The British Isles produced the first dinosaur remains ever to be identified, and has also yielded some quality material in recent years, especially from the Isle of Wight. Most of the spectacular dinosaur material is uncovered in the United States and China, and museums can only display replicas of this. This exhibit has been arranged to highlight the diversity of material in our collections, and to demonstrate families of dinosaurs represented there.
Dinosaurs fall into two main groups, the lizard-hipped forms – saurischians – and the bird hipped forms – ornithischians – which are further divided as:
|sauropods||mainly herbivorous||four legs|
Replicas of several theropod skulls are displayed, the largest being that of the Allosaurus, a relative of the tyrannosaur. The Allosaur was much smaller than a Tyrannosaurus Rex, though just as viscious, and they lived earlier in time. The skull of Velociraptor can also be seen – note that it is much smaller than suggested in the film, ‘Jurassic Park’. This animal was probably not much bigger than a large dog such as an alsatian. Coelophysis, also represented in the display by a replica skull, was one of the earliest and most primitive of therapods, and was found in the Triassic rocks of the western United States.
Sauropods, with their long necks and tails, are represented by one of their elongate eggs. The genuine egg in the display is from China. Sometimes, unbroken dinosaur eggs can be dissected to show the embryo inside, allowing scientists to obtain information about what kind of dinosaur laid the eggs and something about how they grew.
The prosauropods, such as Plateosaurus, were smaller, two-legged relatives of the sauropods. Their lifestyle is not clearly known. They may have been partly carnivorous. In the display, we have replicas of a prosauropod skull and one of the hind feet.
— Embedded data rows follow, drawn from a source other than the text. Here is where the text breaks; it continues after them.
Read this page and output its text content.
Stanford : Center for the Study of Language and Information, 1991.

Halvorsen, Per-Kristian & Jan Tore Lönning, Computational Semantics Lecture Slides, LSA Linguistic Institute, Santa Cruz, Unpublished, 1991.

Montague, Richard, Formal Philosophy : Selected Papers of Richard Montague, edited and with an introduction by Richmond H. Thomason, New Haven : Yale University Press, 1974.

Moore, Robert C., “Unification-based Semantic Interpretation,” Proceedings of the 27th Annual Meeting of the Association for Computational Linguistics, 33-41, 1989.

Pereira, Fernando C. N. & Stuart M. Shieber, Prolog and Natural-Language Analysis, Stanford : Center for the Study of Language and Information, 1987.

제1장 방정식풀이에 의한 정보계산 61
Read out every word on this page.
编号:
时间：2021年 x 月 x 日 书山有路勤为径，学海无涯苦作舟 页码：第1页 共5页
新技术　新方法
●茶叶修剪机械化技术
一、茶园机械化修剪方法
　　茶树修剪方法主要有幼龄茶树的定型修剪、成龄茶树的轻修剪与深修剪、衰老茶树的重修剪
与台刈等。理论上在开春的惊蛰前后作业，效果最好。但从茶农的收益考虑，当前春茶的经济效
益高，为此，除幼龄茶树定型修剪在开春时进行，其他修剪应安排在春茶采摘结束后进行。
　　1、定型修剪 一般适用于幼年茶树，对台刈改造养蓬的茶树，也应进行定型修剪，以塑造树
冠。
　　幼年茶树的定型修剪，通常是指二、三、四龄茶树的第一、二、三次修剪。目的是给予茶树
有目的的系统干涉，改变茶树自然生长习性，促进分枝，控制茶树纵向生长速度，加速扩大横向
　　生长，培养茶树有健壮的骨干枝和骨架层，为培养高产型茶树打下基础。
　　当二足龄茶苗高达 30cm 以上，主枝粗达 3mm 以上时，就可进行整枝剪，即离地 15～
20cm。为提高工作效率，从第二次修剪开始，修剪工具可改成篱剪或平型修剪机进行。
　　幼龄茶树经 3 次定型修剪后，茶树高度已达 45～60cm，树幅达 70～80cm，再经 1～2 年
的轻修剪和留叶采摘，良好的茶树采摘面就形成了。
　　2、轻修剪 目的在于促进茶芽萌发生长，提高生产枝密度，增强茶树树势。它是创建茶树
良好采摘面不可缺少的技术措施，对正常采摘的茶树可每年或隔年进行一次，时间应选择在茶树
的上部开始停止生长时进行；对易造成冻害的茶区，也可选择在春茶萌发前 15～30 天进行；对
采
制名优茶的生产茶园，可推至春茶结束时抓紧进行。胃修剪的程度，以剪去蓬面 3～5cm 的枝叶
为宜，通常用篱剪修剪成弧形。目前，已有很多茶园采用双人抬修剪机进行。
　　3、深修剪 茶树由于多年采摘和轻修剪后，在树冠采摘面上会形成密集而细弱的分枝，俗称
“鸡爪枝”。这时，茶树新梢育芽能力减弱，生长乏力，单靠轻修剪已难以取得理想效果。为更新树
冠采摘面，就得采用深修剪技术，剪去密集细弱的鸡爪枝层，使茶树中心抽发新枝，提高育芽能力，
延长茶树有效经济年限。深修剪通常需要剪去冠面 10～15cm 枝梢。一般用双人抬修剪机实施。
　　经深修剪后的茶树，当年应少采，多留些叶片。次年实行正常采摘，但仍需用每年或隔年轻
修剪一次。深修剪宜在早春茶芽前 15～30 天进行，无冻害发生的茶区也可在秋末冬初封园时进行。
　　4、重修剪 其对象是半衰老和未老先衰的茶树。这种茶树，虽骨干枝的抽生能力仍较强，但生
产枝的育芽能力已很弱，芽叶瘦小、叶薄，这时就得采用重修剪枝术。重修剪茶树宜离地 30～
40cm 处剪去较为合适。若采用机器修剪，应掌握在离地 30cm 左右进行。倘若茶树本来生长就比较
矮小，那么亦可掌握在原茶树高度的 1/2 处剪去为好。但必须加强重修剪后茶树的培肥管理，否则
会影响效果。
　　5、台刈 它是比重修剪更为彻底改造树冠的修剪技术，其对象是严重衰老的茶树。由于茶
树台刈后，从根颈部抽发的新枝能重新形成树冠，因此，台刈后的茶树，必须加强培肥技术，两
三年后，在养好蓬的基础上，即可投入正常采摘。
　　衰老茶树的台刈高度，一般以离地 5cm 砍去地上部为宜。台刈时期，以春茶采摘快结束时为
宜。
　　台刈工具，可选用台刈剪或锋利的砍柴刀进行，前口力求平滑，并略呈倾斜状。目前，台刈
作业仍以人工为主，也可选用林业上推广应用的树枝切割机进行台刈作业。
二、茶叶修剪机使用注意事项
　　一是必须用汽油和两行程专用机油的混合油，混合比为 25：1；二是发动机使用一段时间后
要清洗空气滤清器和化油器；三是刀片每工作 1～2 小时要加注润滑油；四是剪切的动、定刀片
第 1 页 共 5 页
All dinosaurs in this family were herbivorous and had skulls and teeth adapted for dealing with plant material. One of the earliest ornithiscians was Hypsilophodon, whose skeleton was found on the Isle of Wight. This replica skeleton shows its two-legged posture, where the tail balances its forequarters. A partial pelvic girdle of Iguanodon, also from the Isle of Wight and a later relative, gives an idea of how much larger it was than Hypsilophodon. The skull of Heterodontosaurus shows how this particular dinosaur got its name – the teeth (‘dont’) are of different (‘hetero’) shapes, some for crushing and some for piercing. It is not clear whether this animal was entirely herbivorous or not.
The only representative specimen of the ceratopians in this exhibit is a replica of the brain cavity from a specimen of Triceratops. You can see where the different components of the brain were lodged, and where some of the main cranial nerves came out of it.
Other dinosaur specimens
At the bottom of the case in front of the skeleton of Hypsilophodon is a dinosaur footprint found on the coast of Dorset. The rock layers where it came from, known as the Purbeck Beds, extend quite widely around Swanage, and have yielded many kinds of dinosaur tracks. This one is from the foot of a three-toed dinosaur, possibly a medium-sized theropod, though it is impossible to say for certain.
A section through a piece of dinosaur leg bone has been polished to show its structure. You can see the outer layer of laminated bone and the inner, more spongy bone. By studying such material under the microscope it has been possible to show that many dinosaurs, especially theropods, grew very quickly when they were young. This information has been used to suggest that they were warm-blooded like birds, and certainly they seem to have had high metabolic rates to produce rapid growth. It seems that theropod dinosaurs and birds are each other’s closest relatives, so similarities between the two in growth and metabolism are likely.